- Directed by: Ferd Sebastian Beverly Sebastian
- Written by: Ferd Sebastian Beverly Sebastian
- Produced by: Ferd Sebatian Beverly Sebastian
- Starring: Stuart Whitman
- Release date: 1979;
- Running time: 93 mins
- Country: United States
- Language: English

= Delta Fox =

Delta Fox is a 1979 American film from Beverly and Ferd Sebastian. The movie was made for cable.

In 1999, when Ferd Sebastian was asked by the online publication Mondo Stumpo (reposted November 25, 2007) how was he able to make action films like Delta Fox on ultra-low budgets with top actors, he stated, "We just used very small crews and [again] we do so much of the work ourselves. Also Beverly is the best producer and scheduler I have ever seen."

==Premise==
Former Mafia bagman Delta Fox (Richard Lynch) is released from prison to help a government official (John Ireland) try to bring down a crooked tax lawyer (Stuart Whitman), but soon a hit is placed on him. During his escape, Fox kidnaps a young woman (Priscilla Barnes) who helps him get out of Florida and back to San Francisco.

==Cast==
- Stuart Whitman
- John Ireland
- Richard Jaeckel
- Richard Lynch
- Priscilla Barnes
- Julius Harris
- Larry Gelman
- Newell Alexander
- Tracy Sebastian
- Damon Reicher
- Susan Holloway

John Ireland also starred in Ferd and Beverly Sebastian's On the Air Live with Captain Midnight with their son, Tracy Sebastian, who also starred his parents' earlier production, Flash and the Firecat.

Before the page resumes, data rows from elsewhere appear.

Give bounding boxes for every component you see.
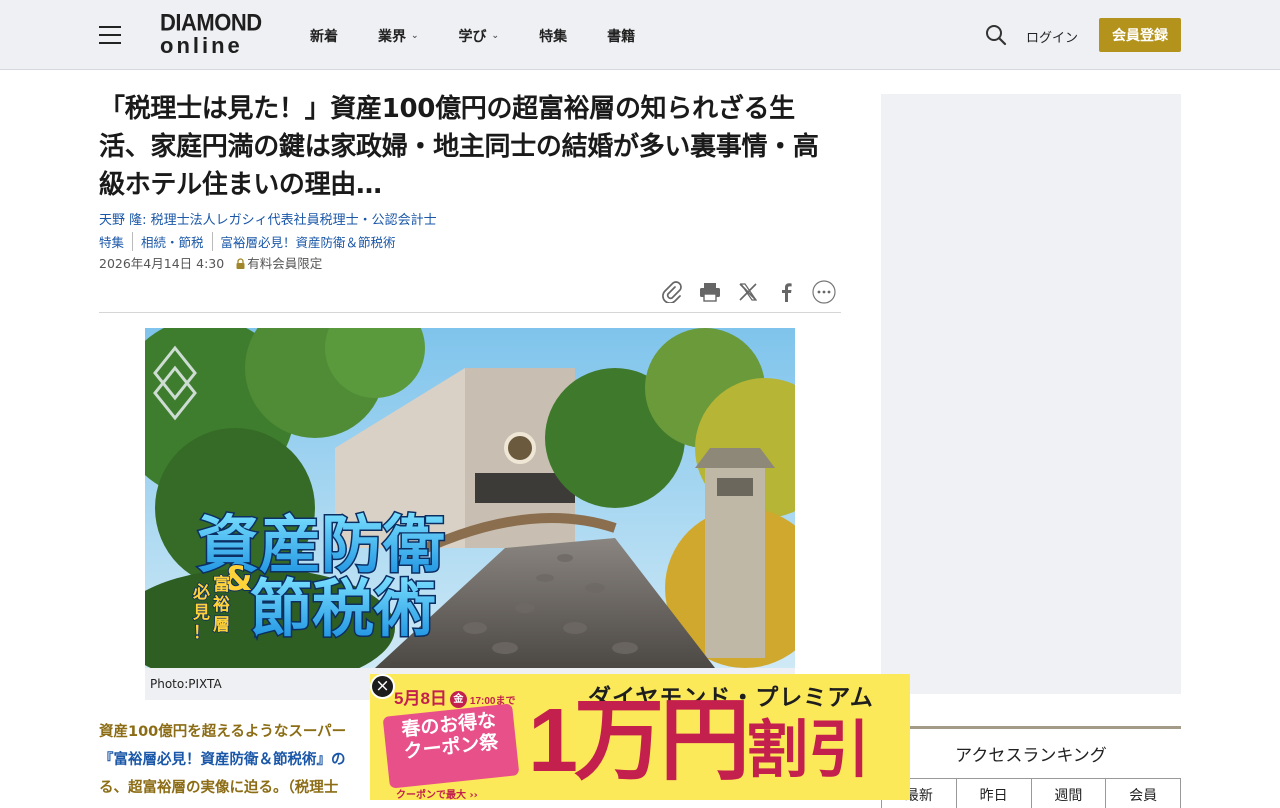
close-icon[interactable]: × [370,674,395,699]
nav-item-books[interactable]: 書籍 [607,26,635,46]
hero-side-char: 裕 [213,594,230,615]
site-header: DIAMOND online 新着 業界 ⌄ 学び ⌄ 特集 書籍 ログイン 会員登… [0,0,1280,70]
article-tags: 特集 相続・節税 富裕層必見！資産防衛＆節税術 [99,232,412,251]
main-nav: 新着 業界 ⌄ 学び ⌄ 特集 書籍 [310,26,675,46]
member-badge: 有料会員限定 [236,253,322,272]
hero-side-char: 見 [192,603,210,623]
logo-text-top: DIAMOND [160,8,262,37]
tab-weekly[interactable]: 週間 [1032,779,1107,808]
x-icon[interactable] [736,280,760,304]
ranking-title: アクセスランキング [955,746,1107,766]
nav-label: 書籍 [607,29,636,45]
logo-text-bottom: online [160,33,243,58]
nav-item-learning[interactable]: 学び ⌄ [459,26,500,46]
nav-label: 学び [458,29,487,45]
photo-caption: Photo:PIXTA [150,677,222,691]
banner-amount: 1万円 [528,691,750,791]
article-title: 「税理士は見た！」資産100億円の超富裕層の知られざる生活、家庭円満の鍵は家政婦… [99,94,819,200]
banner-big-text: 1万円割引 [528,696,870,786]
hero-headline-2: 節税術 [250,572,436,645]
tag-link[interactable]: 富裕層必見！資産防衛＆節税術 [221,232,404,251]
nav-label: 新着 [310,29,338,45]
lock-icon [236,257,245,269]
banner-suffix: 割引 [746,716,871,785]
tag-link[interactable]: 相続・節税 [141,232,213,251]
banner-weekday: 金 [449,691,467,709]
author-link[interactable]: 天野 隆: 税理士法人レガシィ代表社員税理士・公認会計士 [99,209,437,228]
menu-icon[interactable] [99,26,121,44]
hero-side-char: 層 [213,615,230,635]
link-icon[interactable] [660,280,684,304]
nav-item-industry[interactable]: 業界 ⌄ [378,26,419,46]
site-logo[interactable]: DIAMOND online [160,8,264,58]
hero-side-char: ！ [193,623,210,643]
tab-members[interactable]: 会員 [1106,779,1180,808]
ranking-divider [881,726,1181,729]
nav-item-features[interactable]: 特集 [539,26,567,46]
hero-side-char: 必 [192,582,210,603]
register-button[interactable]: 会員登録 [1099,18,1181,52]
facebook-icon[interactable] [774,280,798,304]
more-icon[interactable] [812,280,836,304]
nav-label: 特集 [539,29,568,45]
hero-side-char: 富 [213,574,230,595]
login-link[interactable]: ログイン [1026,27,1078,46]
publish-date: 2026年4月14日 4:30 [99,256,225,271]
article-meta: 2026年4月14日 4:30 有料会員限定 [99,253,322,272]
banner-badge: 春のお得な クーポン祭 [382,703,520,789]
tab-yesterday[interactable]: 昨日 [957,779,1032,808]
ranking-tabs: 最新 昨日 週間 会員 [881,778,1181,808]
search-icon[interactable] [985,24,1007,46]
share-bar [660,280,836,304]
member-label: 有料会員限定 [247,256,323,271]
sidebar-ad[interactable] [881,94,1181,694]
chevron-down-icon: ⌄ [411,31,419,41]
tag-link[interactable]: 特集 [99,232,134,251]
banner-sub: クーポンで最大 ›› [396,790,478,800]
promo-banner[interactable]: 5月8日金 17:00まで ダイヤモンド・プレミアム 春のお得な クーポン祭 1万… [370,674,910,800]
nav-item-new[interactable]: 新着 [310,26,338,46]
hero-image: 資産防衛 & 節税術 富裕層必見！ [145,328,795,668]
divider [99,312,841,313]
chevron-down-icon: ⌄ [491,31,500,41]
nav-label: 業界 [378,29,406,45]
print-icon[interactable] [698,280,722,304]
banner-date-text: 5月8日 [394,689,447,708]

The film's cinematographer was an uncredited Ronald Victor Garcia, later nominated for and winning several cinematography awards.

As with Misty Rowe launching a U.S television career on Hee-Haw after starring in The Hitchhikers, an earlier Sebastian film production, Priscilla Barnes later became a major television star on Three's Company.

==Reception==
Shock Cinema said the film "gets off to a fast start but slows to an idle about the time the Fox pulls into Louisiana."

Michael Elliot, a pro-critic at Letterboxd, said "the film Delta Fox is basically a low-rent version of The Driver, [a 1978 action film by director Walter Hill starring Ryan O'Neal] which offers up a terrific cast."